Why This DeepSeek-R1 Repository Stands Out
Instead of navigating thousands of lines of code and countless configuration files, this repository distills the essential components into just three files: main.py
, trainer.py
, and utils.py
. This simplified approach makes it easier to understand, customize, and troubleshoot your DeepSeek-R1 training process. Say goodbye to the complexity often associated with GRPOTrainer and embrace clarity.
Here's what you gain:
- Minimal Code: Only 831 lines across three files for easy comprehension.
- No Hugging Face GRPOTrainer: Avoid the complexities and customization frustrations.
- vLLM Integration: Achieve fast answer generation without sacrificing code simplicity.
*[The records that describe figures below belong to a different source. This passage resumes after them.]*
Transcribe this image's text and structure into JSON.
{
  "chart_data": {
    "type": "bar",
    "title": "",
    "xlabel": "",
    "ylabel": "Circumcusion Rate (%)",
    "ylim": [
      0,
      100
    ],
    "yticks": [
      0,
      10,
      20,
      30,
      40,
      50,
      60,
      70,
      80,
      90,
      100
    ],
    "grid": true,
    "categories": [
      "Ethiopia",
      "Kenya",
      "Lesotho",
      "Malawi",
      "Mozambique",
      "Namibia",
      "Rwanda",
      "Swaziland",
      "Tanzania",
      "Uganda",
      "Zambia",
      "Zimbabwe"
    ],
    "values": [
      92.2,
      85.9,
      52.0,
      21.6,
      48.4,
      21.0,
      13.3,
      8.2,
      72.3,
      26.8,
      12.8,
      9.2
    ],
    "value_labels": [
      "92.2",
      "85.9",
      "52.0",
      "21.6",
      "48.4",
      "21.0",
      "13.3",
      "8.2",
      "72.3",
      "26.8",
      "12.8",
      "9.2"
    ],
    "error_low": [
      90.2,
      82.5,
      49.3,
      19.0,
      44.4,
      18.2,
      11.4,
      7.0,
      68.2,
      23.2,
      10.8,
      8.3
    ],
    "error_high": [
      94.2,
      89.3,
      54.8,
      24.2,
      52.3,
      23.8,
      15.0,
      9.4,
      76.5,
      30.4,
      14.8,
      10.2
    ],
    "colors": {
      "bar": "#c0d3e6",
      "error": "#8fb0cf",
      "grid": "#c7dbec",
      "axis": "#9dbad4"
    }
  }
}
- Multi-GPU Support: Dedicated GPU for vLLM inference alongside training GPUs.
Unleash the Speed: Training Time and GPU Usage
The code provides impressive training times using NVIDIA A100 GPUs. Here’s a glimpse of the performance you can expect:
- Qwen2-VL-2B-Instruct (100k QA samples):
- 2 A100 GPUs: 14 hours
- 8 A100 GPUs: 4.5 hours
- Qwen2.5-VL-3B-Instruct: 6 hours
- GPU Memory Usage: 40-60GB (with specific parameter settings)
Troubleshooting vLLM: A Quick Fix
The repository addresses a critical bug related to GPU index mapping in vLLM versions prior to some later updates. A simple code modification in vllm/worker/worker.py
is provided to resolve the issue:
Commenting out torch.cuda.set_device(self.device)
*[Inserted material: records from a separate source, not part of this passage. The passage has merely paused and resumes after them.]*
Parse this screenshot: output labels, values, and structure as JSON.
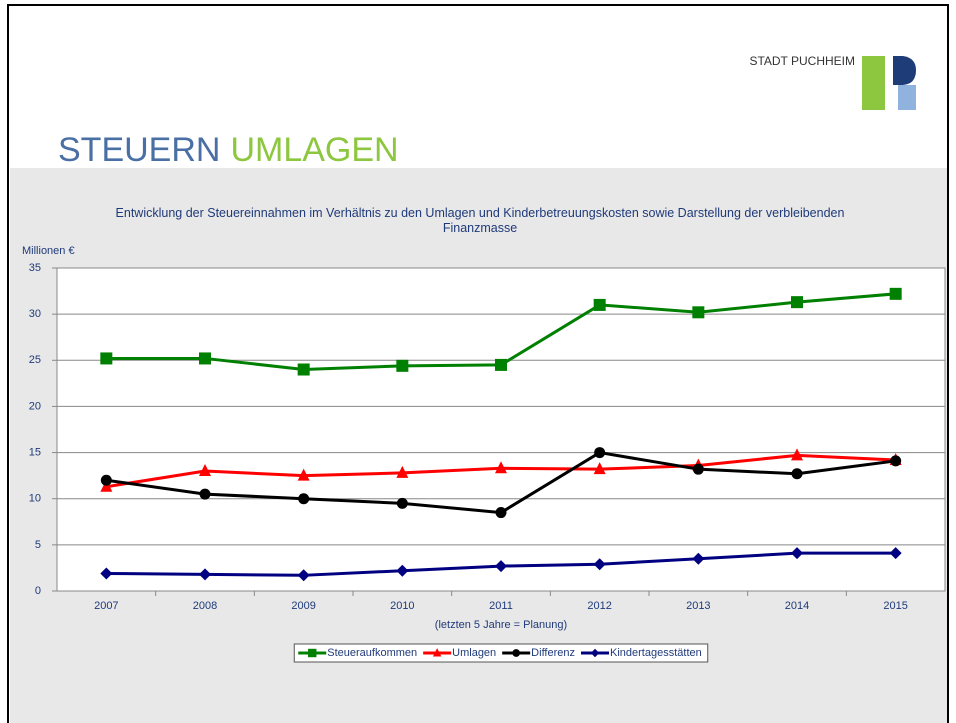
{
  "header": {
    "brand": "STADT PUCHHEIM",
    "title": [
      "STEUERN",
      "UMLAGEN"
    ]
  },
  "chart_data": {
    "type": "line",
    "title": "Entwicklung der Steuereinnahmen im Verhältnis zu den Umlagen und Kinderbetreuungskosten sowie Darstellung der verbleibenden Finanzmasse",
    "y_label": "Millionen €",
    "x_label": "(letzten 5 Jahre = Planung)",
    "categories": [
      "2007",
      "2008",
      "2009",
      "2010",
      "2011",
      "2012",
      "2013",
      "2014",
      "2015"
    ],
    "series": [
      {
        "name": "Steueraufkommen",
        "color": "#008000",
        "marker": "square",
        "values": [
          25.2,
          25.2,
          24.0,
          24.4,
          24.5,
          31.0,
          30.2,
          31.3,
          32.2
        ]
      },
      {
        "name": "Umlagen",
        "color": "#ff0000",
        "marker": "triangle",
        "values": [
          11.3,
          13.0,
          12.5,
          12.8,
          13.3,
          13.2,
          13.6,
          14.7,
          14.2
        ]
      },
      {
        "name": "Differenz",
        "color": "#000000",
        "marker": "circle",
        "values": [
          12.0,
          10.5,
          10.0,
          9.5,
          8.5,
          15.0,
          13.2,
          12.7,
          14.1
        ]
      },
      {
        "name": "Kindertagesstätten",
        "color": "#000080",
        "marker": "diamond",
        "values": [
          1.9,
          1.8,
          1.7,
          2.2,
          2.7,
          2.9,
          3.5,
          4.1,
          4.1
        ]
      }
    ],
    "ylim": [
      0,
      35
    ],
    "yticks": [
      0,
      5,
      10,
      15,
      20,
      25,
      30,
      35
    ],
    "grid": true,
    "legend": "bottom"
  }
}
resolves the GPU mapping problem. For optimal tensor parallelism, consider using vllm==0.8.3
. Maintaining separate conda environments for different vLLM versions (e.g., 0.7.3 and 0.8.3) is recommended.
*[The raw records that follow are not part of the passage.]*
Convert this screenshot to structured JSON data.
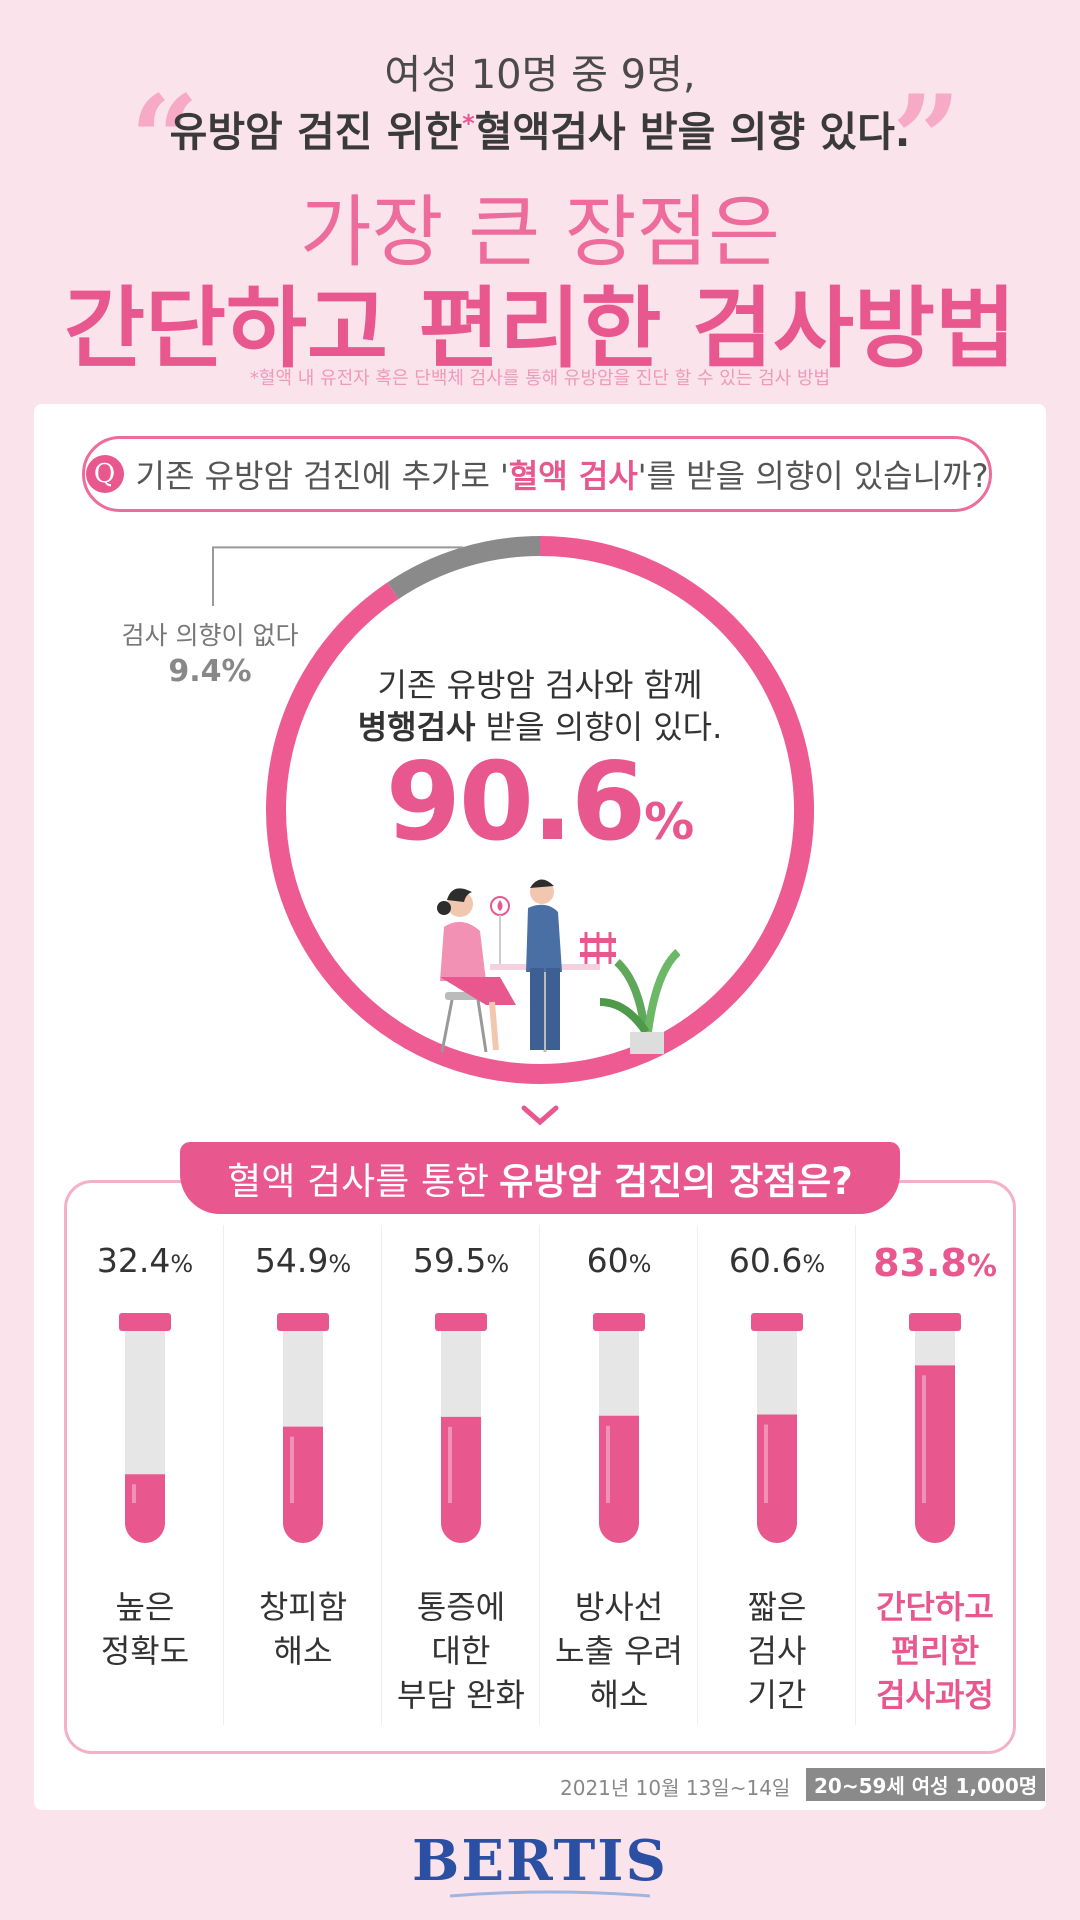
{
  "header": {
    "line1": "여성 10명 중 9명,",
    "line2a": "유방암 검진 위한",
    "asterisk": "*",
    "line2b": "혈액검사 받을 의향 있다.",
    "line3": "가장 큰 장점은",
    "line4": "간단하고 편리한 검사방법",
    "footnote": "*혈액 내 유전자 혹은 단백체 검사를 통해 유방암을 진단 할 수 있는 검사 방법"
  },
  "question": {
    "icon": "Q",
    "pre": "기존 유방암 검진에 추가로 '",
    "bold": "혈액 검사",
    "post": "'를 받을 의향이 있습니까?"
  },
  "donut": {
    "no_label": "검사 의향이 없다",
    "no_value": "9.4%",
    "yes_line1": "기존 유방암 검사와 함께",
    "yes_bold": "병행검사",
    "yes_line2": " 받을 의향이 있다.",
    "yes_number": "90.6",
    "yes_unit": "%"
  },
  "advantages": {
    "title_plain": "혈액 검사를 통한",
    "title_bold": "유방암 검진의 장점은?"
  },
  "chart_data": [
    {
      "type": "pie",
      "labels": [
        "기존 유방암 검사와 함께 병행검사 받을 의향이 있다.",
        "검사 의향이 없다"
      ],
      "values": [
        90.6,
        9.4
      ],
      "colors": [
        "#ee5b93",
        "#8a8a8a"
      ]
    },
    {
      "type": "bar",
      "categories": [
        "높은 정확도",
        "창피함 해소",
        "통증에 대한 부담 완화",
        "방사선 노출 우려 해소",
        "짧은 검사 기간",
        "간단하고 편리한 검사과정"
      ],
      "label_lines": [
        [
          "높은",
          "정확도"
        ],
        [
          "창피함",
          "해소"
        ],
        [
          "통증에",
          "대한",
          "부담 완화"
        ],
        [
          "방사선",
          "노출 우려",
          "해소"
        ],
        [
          "짧은",
          "검사",
          "기간"
        ],
        [
          "간단하고",
          "편리한",
          "검사과정"
        ]
      ],
      "values": [
        32.4,
        54.9,
        59.5,
        60,
        60.6,
        83.8
      ],
      "value_labels": [
        "32.4",
        "54.9",
        "59.5",
        "60",
        "60.6",
        "83.8"
      ],
      "unit": "%",
      "ylim": [
        0,
        100
      ],
      "highlight_index": 5
    }
  ],
  "footer": {
    "date": "2021년 10월 13일~14일",
    "sample": "20~59세 여성 1,000명",
    "logo": "BERTIS"
  },
  "colors": {
    "accent": "#e8588f",
    "pink_bg": "#fbe3ec",
    "gray": "#8a8a8a"
  }
}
Simple Installation: Get Started Quickly
The installation process is straightforward, utilizing conda
and pip
. Follow these steps to set up your environment:
- Create a new conda environment:
conda create -n deepsick python=3.12 -y
- Activate the environment:
conda activate deepsick
- Install vLLM:
pip install vllm==0.7.3
- Install necessary packages:
pip install trl wandb debugpy datasets deepspeed accelerate
- Install flash attention:
pip install flash-attn --no-build-isolation
Training with Multiple GPUs using DeepSpeed
This repository leverages DeepSpeed-ZeRO3 for efficient multi-GPU training by configuring the ds_accel.yaml
to properly distribute trainging. To launch the training script, use the following command:
bash train.sh
This script automatically computes the process number for DeepSpeed, offering a clever fix for compatibility issues between vLLM and accelerate.
From Vision Language Models (VLMs) to Large Language Models (LLMs)
Although primarily focused on training Vision Language Models (VLMs) like DeepSeek-R1, the code's simplicity allows for easy modification to train Large Language Models (LLMs). Leverage the clean structure to adapt the code to your specific LLM training needs.